Stress Negatively Impacts Meat Chemistry

Lidster adds, “We quite often have thought about meat quality in terms of things like fractures or bruises or trim losses but there's actually a lot of damage is done at the meat chemistry level. The mental state of the animal, whether it's excited, whether it's scared at time of slaughter has a big impact on the meat chemistry and how valuable that product is going to be. Handling right from the farm, through transport through the packing plant all influence that.”

She notes, “While the most important part is the way the animals are handled at the plant, the way that we train them on the farm and during transport, how we teach them to respond to humans, whether they stay calm, whether we make them very fearful, all has an impact on how easy it is for them to be moved at the packing plant.
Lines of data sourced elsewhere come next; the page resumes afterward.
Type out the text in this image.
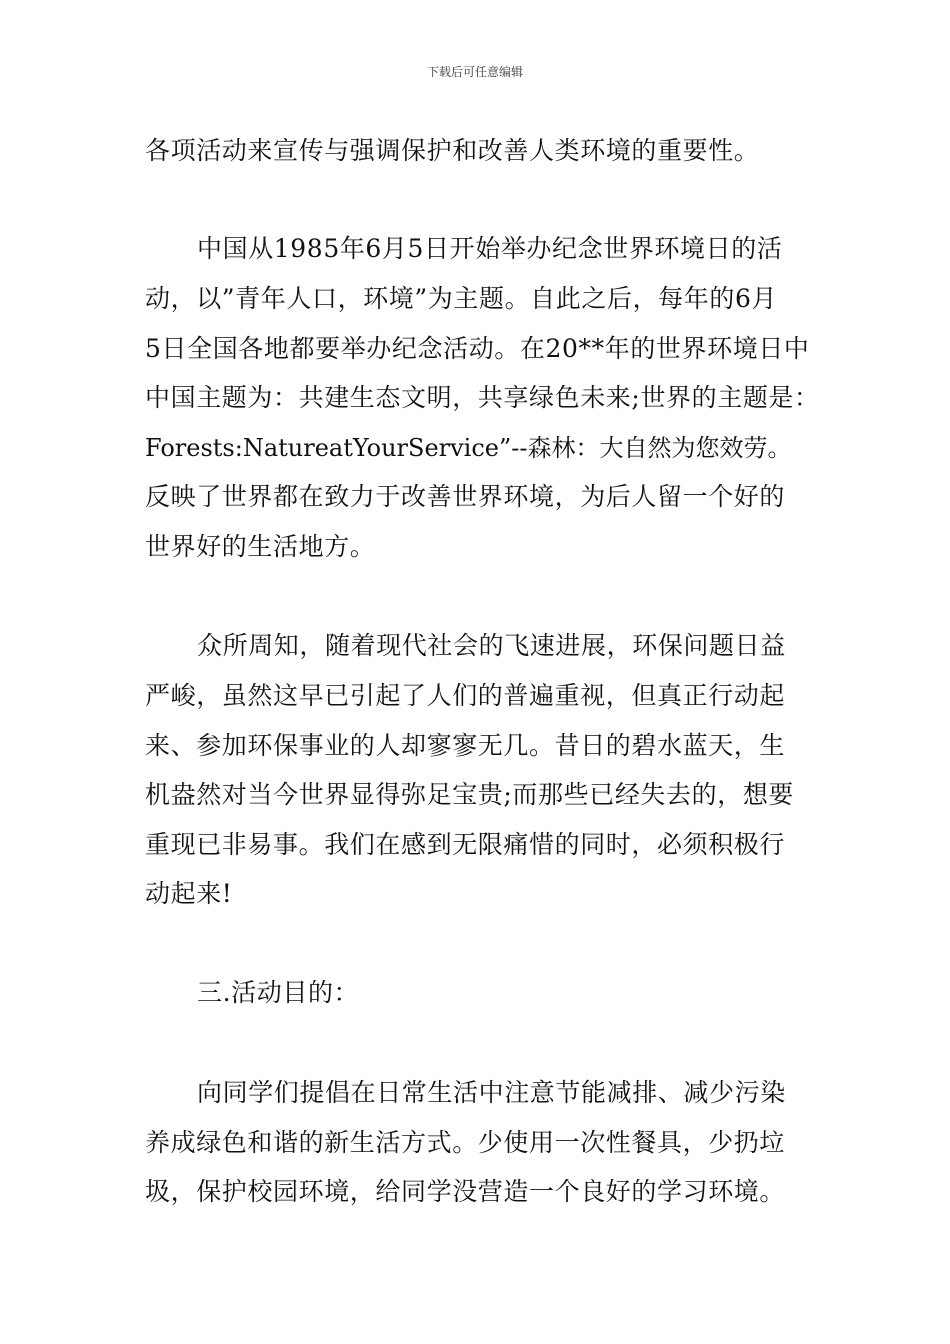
下载后可任意编辑
各项活动来宣传与强调保护和改善人类环境的重要性。
中国从1985年6月5日开始举办纪念世界环境日的活
动，以”青年人口，环境”为主题。自此之后，每年的6月
5日全国各地都要举办纪念活动。在20**年的世界环境日中
中国主题为：共建生态文明，共享绿色未来;世界的主题是：
Forests:NatureatYourService”--森林：大自然为您效劳。
反映了世界都在致力于改善世界环境，为后人留一个好的
世界好的生活地方。
众所周知，随着现代社会的飞速进展，环保问题日益
严峻，虽然这早已引起了人们的普遍重视，但真正行动起
来、参加环保事业的人却寥寥无几。昔日的碧水蓝天，生
机盎然对当今世界显得弥足宝贵;而那些已经失去的，想要
重现已非易事。我们在感到无限痛惜的同时，必须积极行
动起来!
三.活动目的：
向同学们提倡在日常生活中注意节能减排、减少污染
养成绿色和谐的新生活方式。少使用一次性餐具，少扔垃
圾，保护校园环境，给同学没营造一个良好的学习环境。
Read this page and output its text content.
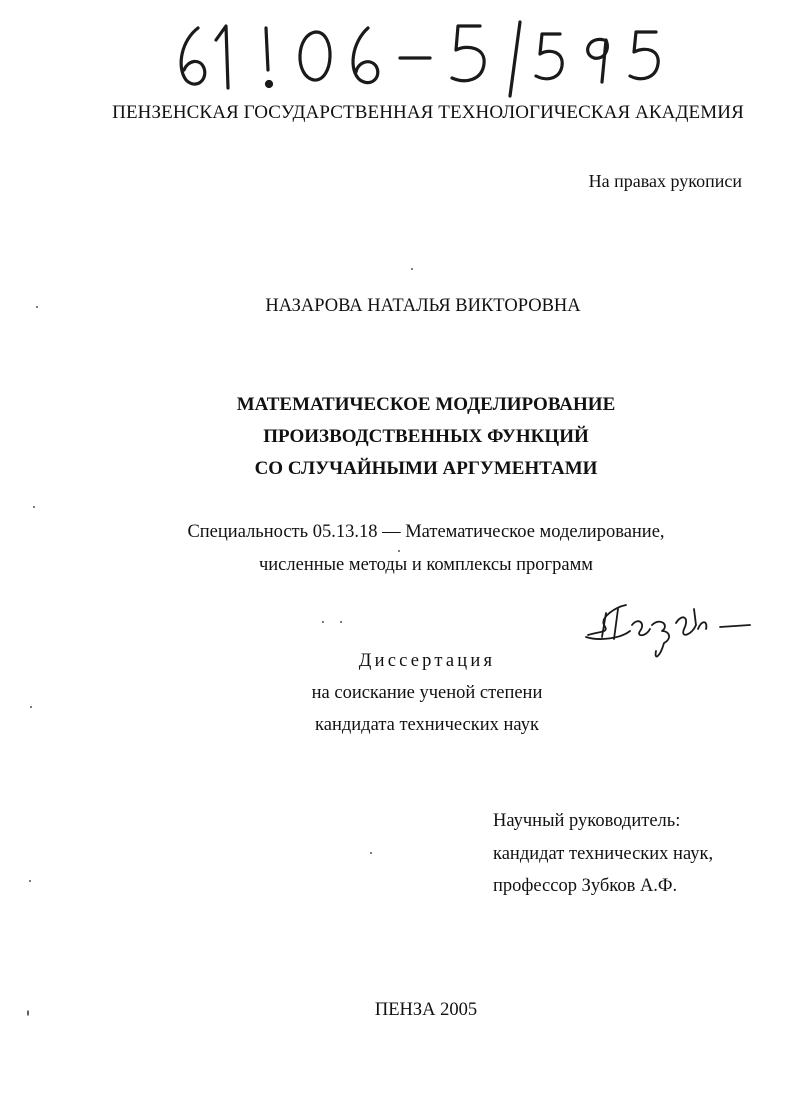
ПЕНЗЕНСКАЯ ГОСУДАРСТВЕННАЯ ТЕХНОЛОГИЧЕСКАЯ АКАДЕМИЯ
На правах рукописи
НАЗАРОВА НАТАЛЬЯ ВИКТОРОВНА
МАТЕМАТИЧЕСКОЕ МОДЕЛИРОВАНИЕ
ПРОИЗВОДСТВЕННЫХ ФУНКЦИЙ
СО СЛУЧАЙНЫМИ АРГУМЕНТАМИ
Специальность 05.13.18 — Математическое моделирование,
численные методы и комплексы программ
Диссертация
на соискание ученой степени
кандидата технических наук
Научный руководитель:
кандидат технических наук,
профессор Зубков А.Ф.
ПЕНЗА 2005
Their mental state as they're being handled there, in turn, has an impact on the meat quality.”

 

Dr. Grandin estimates, “The last five minutes in the stunning chute is very critical. You can get pale soft meat if the pigs get excited at that time. It's also very important for producers to get animals used to being handled by people so that, when they get to the plant, they will drive rather than just piling up and squealing. Good handling of hogs is vital to having good quality meat.”

 

Methods Almost Too Effective to be Believed

“Some of this stuff just seems so basic and simple that it's hard to believe it actually works,” Lidster suggests. “In a lot of cases  we go in there expecting to have to do a whole lot of stuff. In a lot of cases all you need to do is wiggle a finger or, in a lot of cases, all you need to do is stand in the right position or walk into the pen and just stand still. Let the pig see you, let them see the gate and just leave them alone.”

 

“Another way we can look at it is,” she suggests, “If there is a bunch of us sitting in a room and somebody turns a skunk loose in that room, the skunk doesn't have to chase us out of there. We will be quite happy to find an exit.  Quite often when we walk into a pen of pigs we're sort of that skunk and we don't need to chase them out. We need to just give them a space, let them see where the gate is and let them get past us and out of there.”

 

Lidster says one producer who adopted the low stress methods told her, “Where it used to take three of them, over the course of two or three days, to move 400 pigs from one section of the barn to the another, one person was going in there and doing it in a couple of hours. They were just amazed at how little effort it took. By understanding how the pigs work and how to give them what they need they were able totally simplify this job.”

 

She observes, “In a lot of cases what we're doing is going in there and yelling and hollering when all we have to do is whisper or just show up. It's the extra stuff we're doing that gets them scared, that gets them fighting us and doing a whole lot of things that we don't want them to do.”

 

Force Worsens Situations

“It's when we start to try to force reactions or force outcomes that we start creating all the problems. Virtually anytime somebody picks up an electric prod and uses it to move pigs it's because they have done something that has stopped movement in the first place. Many of the problems that we have when we're moving stock is purely a matter of the pigs being scared and us trying to use additional fear to make them move.”

 

Dr. Grandin echoes the advice.

“The whole trick is to keep the animal calm. Stop yelling and screaming.”

 

Successful Handlers Using Low Stress Methods

Lidster points out, “We've got excellent handlers that can move pigs very simply, very easily, very calmly and all of them are working with very similar principles and keeping the pigs quiet and calm and working where the pigs can see them.”

“Other people might be getting a response but they're doing a lot of damage in the process and not only damage to the pigs but damage to their self esteem, damage to the amount of time it takes, damage to the quality of the product they put out. Keeping them calm and quiet is just so vitally important for everybody's welfare and well being.”

She observes, “In all cases where people are getting good movement they are doing it quietly.”